Sports
U.S. Open: Mad Scientist turned Mr. Popular Bryson DeChambeau leads the way
PINEHURST, N.C. — Sometime around the time that the leaders made the turn on Saturday evening at Pinehurst No. 2, the temperature started to drop. Oh, it was still warm enough to smoke brisket, but it was a pleasant change from the iron-melting temperatures earlier in the day.
The galleries that had spent an entire day in the brutal heat got what they wanted, and deserved, on the back half of Saturday’s third round of the U.S. Open. Bryson DeChambeau, golf’s newest folk hero, won the love of the entire Pinehurst gallery Saturday afternoon, pumping his fists, pointing at the grandstands, slinging balls into the crowd. And he rode that love to a three-shot lead over the field, finishing the day at -7.
“Made a lot of great putts today, I’ll tell you that,” DeChambeau said after the round. “Pleased with how I struck it for the most part. Got to work on that just a little bit, but I feel pretty confident over the tee shots.”
Earlier in the round, the day had seemed to belong to Matthieu Pavon. There’s not a whole lot of geography in Pavon’s native France that resembles the tall pines and sand-and-wiregrass rough of Pinehurst, but that didn’t seem to matter, as Pavon found a new gear on the front nine — but struggled to hold on over the back nine.
“The course is really showing its teeth so far. It’s a tough one,” Pavon said. “You feel like sometimes you are flying a little bit, your game, everything is going on, and then at some point you just miss one green, can see a bogey, and then all of a sudden it starts to be harder in your mind and in your game, and you still have to finish the round.”
Pavon came from two strokes back to catch overnight leader Ludvig Åberg, part of a chaotic wrestling match that saw five players — including DeChambeau, Finau and Rory McIlroy — spending most of the round within a stroke or two of the lead. Finally, however, Pavon, McIlroy and Patrick Cantlay ended the day at -4, with Åberg and Hideki Matsuyama ending the day at -2. Catastrophic holes, and rounds, destroyed the hopes of Tony Finau and Thomas Detry, who had been very much in the mix heading into Saturday.
“I love the test that Pinehurst is presenting, and you’ve got to focus and concentrate on every single shot out there,” McIlroy said. “It’s what a U.S. Open should be like. It’s obviously great to be in the mix.”
Most players earlier in the day sweated their way through miserable rounds. Scottie Scheffler, for instance, called U.S. Open golf a “miserable torture chamber” after his 1-over round left him at 6-over for the tournament. The one survivor: Collin Morikawa, who started the day at 4-over and ended it at even par, good enough to keep him on the fringes of the top 10.
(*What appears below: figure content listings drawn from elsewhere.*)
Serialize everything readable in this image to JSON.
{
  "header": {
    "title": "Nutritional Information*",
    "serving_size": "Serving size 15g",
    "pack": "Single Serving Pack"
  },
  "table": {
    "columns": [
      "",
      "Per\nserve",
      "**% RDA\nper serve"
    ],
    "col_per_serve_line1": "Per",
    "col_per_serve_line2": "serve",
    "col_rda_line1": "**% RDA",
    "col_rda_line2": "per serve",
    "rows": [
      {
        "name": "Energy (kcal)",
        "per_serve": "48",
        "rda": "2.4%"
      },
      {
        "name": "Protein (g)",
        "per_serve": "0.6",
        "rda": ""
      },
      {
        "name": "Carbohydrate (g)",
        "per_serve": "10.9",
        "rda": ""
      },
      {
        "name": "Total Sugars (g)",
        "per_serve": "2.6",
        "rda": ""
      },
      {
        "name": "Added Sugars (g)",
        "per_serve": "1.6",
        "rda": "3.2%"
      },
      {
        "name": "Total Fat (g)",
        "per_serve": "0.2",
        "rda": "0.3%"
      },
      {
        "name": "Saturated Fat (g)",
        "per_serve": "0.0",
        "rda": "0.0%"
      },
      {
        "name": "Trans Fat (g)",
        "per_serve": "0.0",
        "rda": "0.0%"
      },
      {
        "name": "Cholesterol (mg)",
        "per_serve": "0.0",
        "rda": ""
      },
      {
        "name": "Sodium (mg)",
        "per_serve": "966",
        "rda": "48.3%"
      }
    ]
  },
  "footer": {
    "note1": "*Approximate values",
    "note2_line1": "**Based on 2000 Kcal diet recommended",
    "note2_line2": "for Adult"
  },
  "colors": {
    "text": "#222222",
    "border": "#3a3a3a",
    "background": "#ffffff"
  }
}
That’s how much of a test Pinehurst presented on Saturday. Playing once again at an average of three strokes above par, No. 2 gave the USGA exactly what it’s always looking for — a fair, but unforgiving challenge. Just eight players are under par after 54 holes … and leading the way is DeChambeau by three.
The Mad Scientist turned Most Popular Player on the Course was pure entertainment. In one 60-minute stretch he …
… hit a six-iron second shot from 257 yards out into a 610-yard par 5. (He would birdie.)
… called for his “physio” guy because of apparent tightness in his hips. Here’s what that looked like:
… birdied the 11th with an emphatic fist pump to take a two-shot lead.
… and apologized to fans urging him to try to drive the green at 13. “Don’t boo me,” he said as he grabbed an iron. “I’m sorry.” (He’d birdie that hole, too.)
While pretty much every LIV player has turned into persona non grata since moving to the rival tour — see Phil Mickelson’s lonely walk on Friday — DeChambeau has managed to up his Q score. He’s signing autographs in the middle of his round, is racking up millions of views on YouTube and is still hitting bombs.
He finished sixth at the Masters, runner-up at the PGA Championship and will be in the final group Sunday.
Åberg, playing in his first U.S. Open, held steady until a triple at 13. After taking the lead with three birdies and no bogeys on his front nine, Pavon posted a pair of bogeys against zero birdies on the back. McIlroy had it to 6-under, but bogeys at 15 and 17 derailed an otherwise solid round.
None could match DeChambeau’s charge, even with his double bogey at 16. He’d follow that up with a birdie 2 at 17.
A par at 18 gave DeChambeau a 3-under 67, a 54-hole lead, and the best shot he’s had in a U.S. Open since he won this tournament back in 2020.